When employees leave your business, there is a lot of work to do to make sure there is a safe and seamless handover. Managers are focusing on handover meetings, returning equipment, and HR paperwork. But with customer and business data at stake, there should be more focus on a prompt and secure digital offboarding.
Without the right steps in place, former staff may still have access to sensitive information, email accounts, or cloud systems. This presents some serious risks: data breaches, compliance failures, and sometimes malicious misuse of company resources.
So, how can businesses improve digital offboarding?
Standardise the offboarding process.
Every organisation should make a clear, repeatable checklist for when employees leave. This ensures that nothing is forgotten, regardless of whether the departure is planned or a response to misconduct issues.
The checklist should include things such as:
• The removal of access to email, cloud services, and internal systems.
• The recovery of company devices such as laptops, phones, or storage drives.

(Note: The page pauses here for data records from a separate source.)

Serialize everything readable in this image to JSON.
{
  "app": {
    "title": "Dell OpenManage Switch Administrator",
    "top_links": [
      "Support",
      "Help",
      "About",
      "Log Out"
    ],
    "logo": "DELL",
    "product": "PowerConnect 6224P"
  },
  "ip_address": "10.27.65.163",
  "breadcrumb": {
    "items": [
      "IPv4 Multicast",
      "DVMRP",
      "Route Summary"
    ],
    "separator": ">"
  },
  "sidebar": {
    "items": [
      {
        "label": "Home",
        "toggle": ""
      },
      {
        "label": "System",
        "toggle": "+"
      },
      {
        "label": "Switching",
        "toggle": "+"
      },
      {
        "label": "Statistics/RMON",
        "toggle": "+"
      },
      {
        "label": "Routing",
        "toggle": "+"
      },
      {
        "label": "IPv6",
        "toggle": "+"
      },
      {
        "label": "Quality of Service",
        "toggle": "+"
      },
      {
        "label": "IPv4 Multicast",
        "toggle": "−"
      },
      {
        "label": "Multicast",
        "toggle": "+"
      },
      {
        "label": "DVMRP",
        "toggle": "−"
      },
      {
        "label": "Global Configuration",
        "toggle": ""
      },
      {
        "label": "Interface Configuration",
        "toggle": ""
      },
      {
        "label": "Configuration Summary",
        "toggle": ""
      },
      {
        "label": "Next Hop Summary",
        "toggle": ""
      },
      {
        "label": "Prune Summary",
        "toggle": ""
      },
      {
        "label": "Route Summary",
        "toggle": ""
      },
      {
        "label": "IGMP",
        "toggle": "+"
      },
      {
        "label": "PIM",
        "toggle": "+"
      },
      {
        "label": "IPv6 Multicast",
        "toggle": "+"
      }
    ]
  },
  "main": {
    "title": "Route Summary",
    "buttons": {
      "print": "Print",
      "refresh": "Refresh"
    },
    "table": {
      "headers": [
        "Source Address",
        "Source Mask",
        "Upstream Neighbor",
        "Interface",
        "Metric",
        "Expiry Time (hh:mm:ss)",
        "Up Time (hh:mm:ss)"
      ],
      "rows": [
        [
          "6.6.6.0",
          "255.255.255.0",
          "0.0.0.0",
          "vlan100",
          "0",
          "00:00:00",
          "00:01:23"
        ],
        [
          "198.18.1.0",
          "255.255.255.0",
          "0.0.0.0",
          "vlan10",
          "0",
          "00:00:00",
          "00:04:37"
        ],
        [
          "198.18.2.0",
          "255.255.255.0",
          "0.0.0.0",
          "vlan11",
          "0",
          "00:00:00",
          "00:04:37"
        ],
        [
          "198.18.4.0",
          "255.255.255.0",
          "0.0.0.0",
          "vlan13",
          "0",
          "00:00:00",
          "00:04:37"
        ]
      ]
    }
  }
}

• Redirecting or archiving business communications, such as forwarding emails to the employee’s line manager.
Centralise user account management.
Businesses usually operate by juggling dozens of platforms that perform specific functions. For instance, your employee might have access to Microsoft 365, Google Workspace, HubSpot, Adobe Creative Cloud, a host of project management tools, and more besides. Manually disabling each account is not only time-consuming but infrequently used software or platforms might go overlooked. Mistakes are bound to be made.
Using a central identity and access management (IAM) system to manage all user permissions from one place is a great solution. With a single action, you can deactivate access across multiple platforms and services.
Prioritise data security.
Departing employees may have copies of documents or access to shared drives. Without proper controls in place, you could watch confidential data waltz out of the door with them. You need to take some protective steps:
• Ensure that your files are stored on company-owned systems rather than any personal devices.
• Where there are shared passwords (your Wi-Fi or social media accounts for instance) change them immediately.
• Remove and reassign ownership of documents and project files to active and appropriate staff.
Communicate clearly with staff.
Not all risks are malicious or intentional. Sometimes former employees log into systems simply because they still can. Clear communication ensures staff understand the offboarding process and why the security steps are necessary to protect the business and other employees.
You could pair your offboarding process with an IT policy that all employees agree to upon joining the business. That way there are no shocks, and the process feels standard and expected.
Work with IT Support specialists.
Much like anything else at the end of an employment, digital offboarding can be complex; even more so if your business uses a mix of legacy systems, remote devices, and cloud tools.
If you partner with an IT support provider, they will ensure that access is revoked quickly, securely, and in line with any compliance requirements. After all it is the responsibility of the provider to protect business and customer data as well as maintain your systems.
Offboarding is an unfortunate necessity.
Unfortunately, it is rare that all of your employees will donate all of their career to your company and never retire. Digital offboard is necessary, and it’s a business-critical safeguard. By implementing the above suggestions you can protect your business data, reputation, and bottom line.
Onboarding gets employees into your systems, but offboarding ensures they leave without taking your business with them.